When taking steps to resolve relationship finances, you will be advised of the duty of both parties to provide full and frank disclosure of their finances.
The statement used in divorce/dissolution proceedings (known as ‘Form E’) refers specifically to this requirement on the front page:-
“You have a duty to the court to give a full, frank and clear disclosure of all your financial and other relevant circumstances. A failure to give full and accurate disclosure may result in any order the court makes being set aside.”
It is long established that, where the absence of full and frank disclosure has led the court to make an order which is substantially different from that which it would have made if such disclosure had taken place, the court may set aside that order.

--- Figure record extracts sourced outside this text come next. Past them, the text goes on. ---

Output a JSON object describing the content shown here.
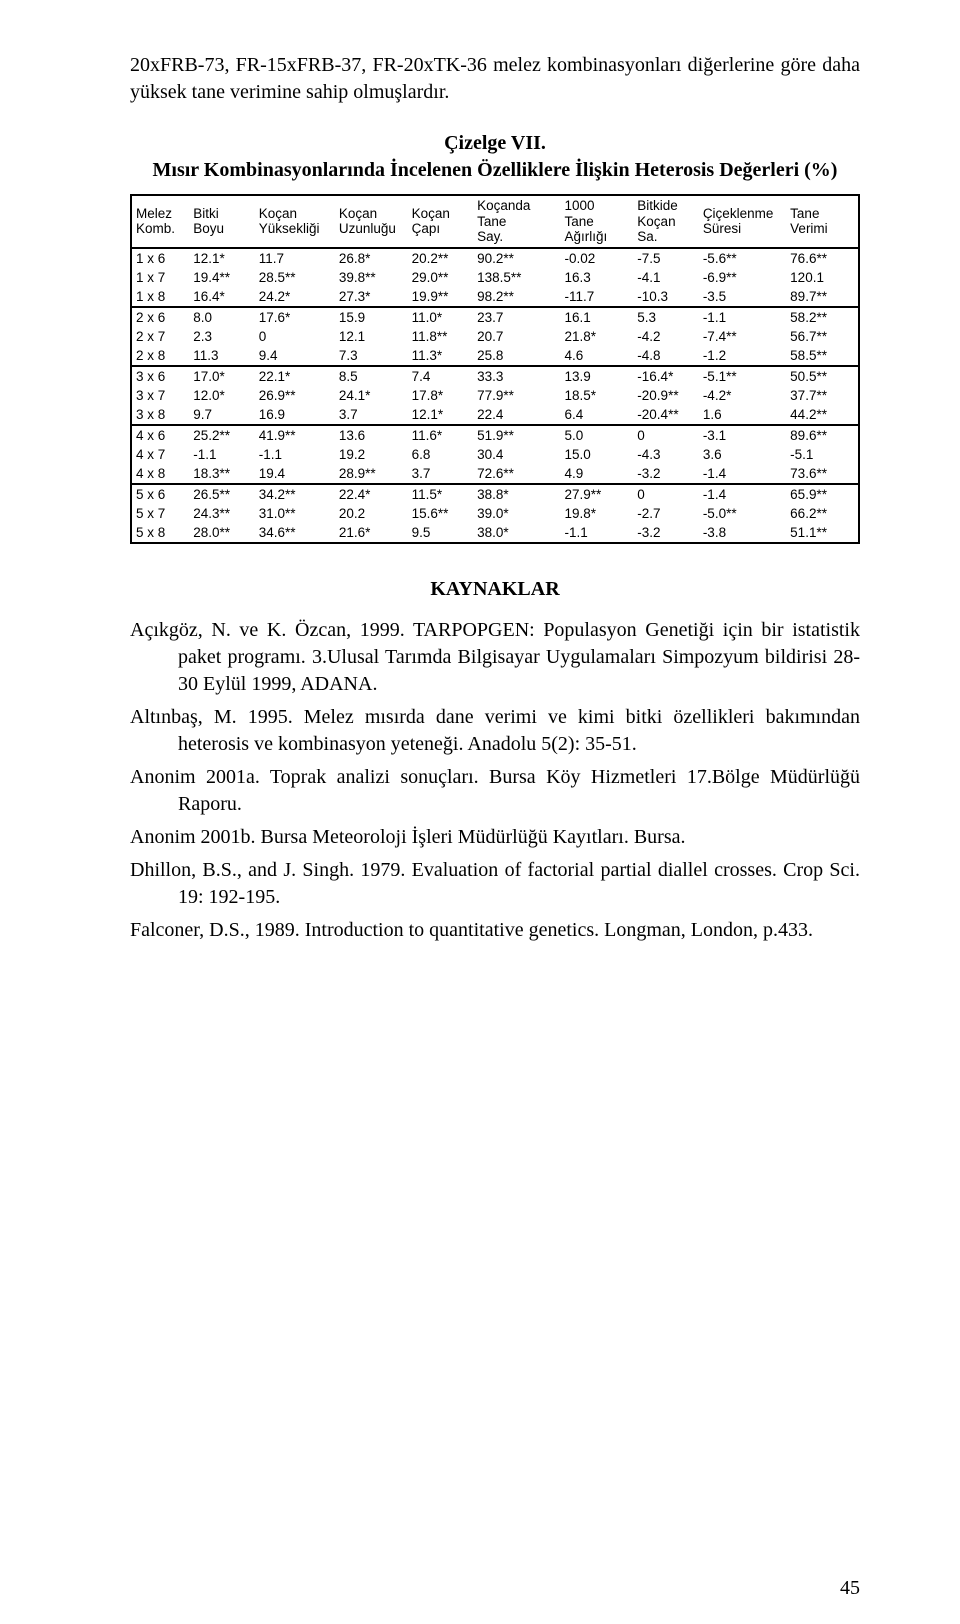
{
  "intro": "20xFRB-73, FR-15xFRB-37, FR-20xTK-36 melez kombinasyonları diğerlerine göre daha yüksek tane verimine sahip olmuşlardır.",
  "table": {
    "type": "table",
    "title_line1": "Çizelge VII.",
    "title_line2": "Mısır Kombinasyonlarında İncelenen Özelliklere İlişkin Heterosis Değerleri (%)",
    "background_color": "#ffffff",
    "font_family": "Arial",
    "header_fontsize": 13.5,
    "body_fontsize": 13.5,
    "frame_color": "#000000",
    "frame_width": 2.5,
    "columns": [
      "Melez Komb.",
      "Bitki Boyu",
      "Koçan Yüksekliği",
      "Koçan Uzunluğu",
      "Koçan Çapı",
      "Koçanda Tane Say.",
      "1000 Tane Ağırlığı",
      "Bitkide Koçan Sa.",
      "Çiçeklenme Süresi",
      "Tane Verimi"
    ],
    "col_widths_pct": [
      8,
      9,
      11,
      10,
      9,
      12,
      10,
      9,
      12,
      10
    ],
    "groups": [
      {
        "rows": [
          [
            "1 x 6",
            "12.1*",
            "11.7",
            "26.8*",
            "20.2**",
            "90.2**",
            "-0.02",
            "-7.5",
            "-5.6**",
            "76.6**"
          ],
          [
            "1 x 7",
            "19.4**",
            "28.5**",
            "39.8**",
            "29.0**",
            "138.5**",
            "16.3",
            "-4.1",
            "-6.9**",
            "120.1"
          ],
          [
            "1 x 8",
            "16.4*",
            "24.2*",
            "27.3*",
            "19.9**",
            "98.2**",
            "-11.7",
            "-10.3",
            "-3.5",
            "89.7**"
          ]
        ]
      },
      {
        "rows": [
          [
            "2 x 6",
            "8.0",
            "17.6*",
            "15.9",
            "11.0*",
            "23.7",
            "16.1",
            "5.3",
            "-1.1",
            "58.2**"
          ],
          [
            "2 x 7",
            "2.3",
            "0",
            "12.1",
            "11.8**",
            "20.7",
            "21.8*",
            "-4.2",
            "-7.4**",
            "56.7**"
          ],
          [
            "2 x 8",
            "11.3",
            "9.4",
            "7.3",
            "11.3*",
            "25.8",
            "4.6",
            "-4.8",
            "-1.2",
            "58.5**"
          ]
        ]
      },
      {
        "rows": [
          [
            "3 x 6",
            "17.0*",
            "22.1*",
            "8.5",
            "7.4",
            "33.3",
            "13.9",
            "-16.4*",
            "-5.1**",
            "50.5**"
          ],
          [
            "3 x 7",
            "12.0*",
            "26.9**",
            "24.1*",
            "17.8*",
            "77.9**",
            "18.5*",
            "-20.9**",
            "-4.2*",
            "37.7**"
          ],
          [
            "3 x 8",
            "9.7",
            "16.9",
            "3.7",
            "12.1*",
            "22.4",
            "6.4",
            "-20.4**",
            "1.6",
            "44.2**"
          ]
        ]
      },
      {
        "rows": [
          [
            "4 x 6",
            "25.2**",
            "41.9**",
            "13.6",
            "11.6*",
            "51.9**",
            "5.0",
            "0",
            "-3.1",
            "89.6**"
          ],
          [
            "4 x 7",
            "-1.1",
            "-1.1",
            "19.2",
            "6.8",
            "30.4",
            "15.0",
            "-4.3",
            "3.6",
            "-5.1"
          ],
          [
            "4 x 8",
            "18.3**",
            "19.4",
            "28.9**",
            "3.7",
            "72.6**",
            "4.9",
            "-3.2",
            "-1.4",
            "73.6**"
          ]
        ]
      },
      {
        "rows": [
          [
            "5 x 6",
            "26.5**",
            "34.2**",
            "22.4*",
            "11.5*",
            "38.8*",
            "27.9**",
            "0",
            "-1.4",
            "65.9**"
          ],
          [
            "5 x 7",
            "24.3**",
            "31.0**",
            "20.2",
            "15.6**",
            "39.0*",
            "19.8*",
            "-2.7",
            "-5.0**",
            "66.2**"
          ],
          [
            "5 x 8",
            "28.0**",
            "34.6**",
            "21.6*",
            "9.5",
            "38.0*",
            "-1.1",
            "-3.2",
            "-3.8",
            "51.1**"
          ]
        ]
      }
    ]
  },
  "references": {
    "title": "KAYNAKLAR",
    "items": [
      "Açıkgöz, N. ve K. Özcan, 1999. TARPOPGEN: Populasyon Genetiği için bir istatistik paket programı. 3.Ulusal Tarımda Bilgisayar Uygulamaları Simpozyum bildirisi 28-30 Eylül 1999, ADANA.",
      "Altınbaş, M. 1995. Melez mısırda dane verimi ve kimi bitki özellikleri bakımından heterosis ve kombinasyon yeteneği. Anadolu 5(2): 35-51.",
      "Anonim 2001a. Toprak analizi sonuçları. Bursa Köy Hizmetleri 17.Bölge Müdürlüğü Raporu.",
      "Anonim 2001b. Bursa Meteoroloji İşleri Müdürlüğü Kayıtları. Bursa.",
      "Dhillon, B.S., and J. Singh. 1979. Evaluation of factorial partial diallel crosses. Crop Sci. 19: 192-195.",
      "Falconer, D.S., 1989. Introduction to quantitative genetics. Longman, London, p.433."
    ]
  },
  "page_number": "45"
}
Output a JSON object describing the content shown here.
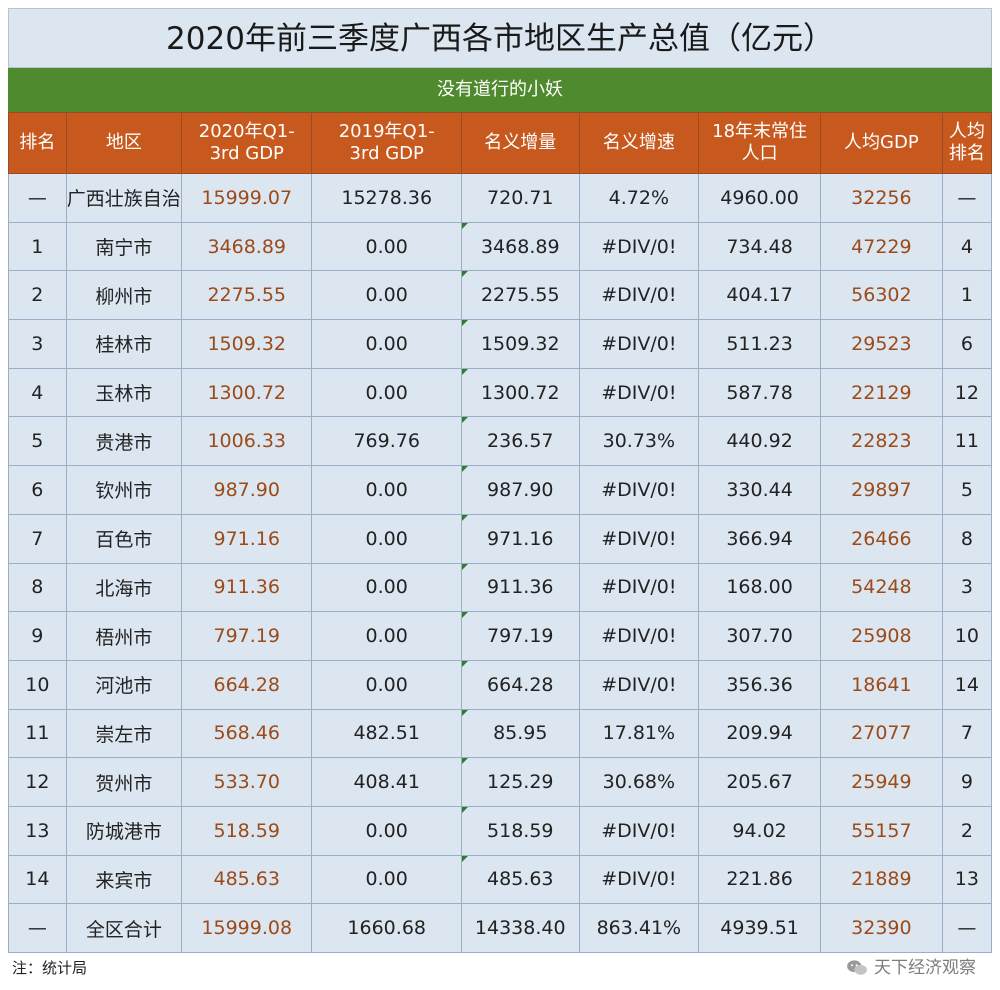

In its recent decision in the case of S v S (May 2013), the court considered the significance of non-disclosure. The case highlights that, essentially, three questions will arise to the court if non-disclosure can be established:-
- What would the Court have done if it had known about the alleged non-disclosure?
- Would the order have been materially different from that ordered by the approval of the agreement?
- If the claimed non-disclosure would change the deal or order, can the terms be re-visited?
In most cases, the parties will ultimately choose the level of disclosure that they make or accept in order to proceed, and therefore they may not achieve disclosure to the fullest degree before settling. However, the above decision reminds us that a failure to disclose relevant financial details could lead to further litigation and legal costs, and to the original order unravelling at a later point.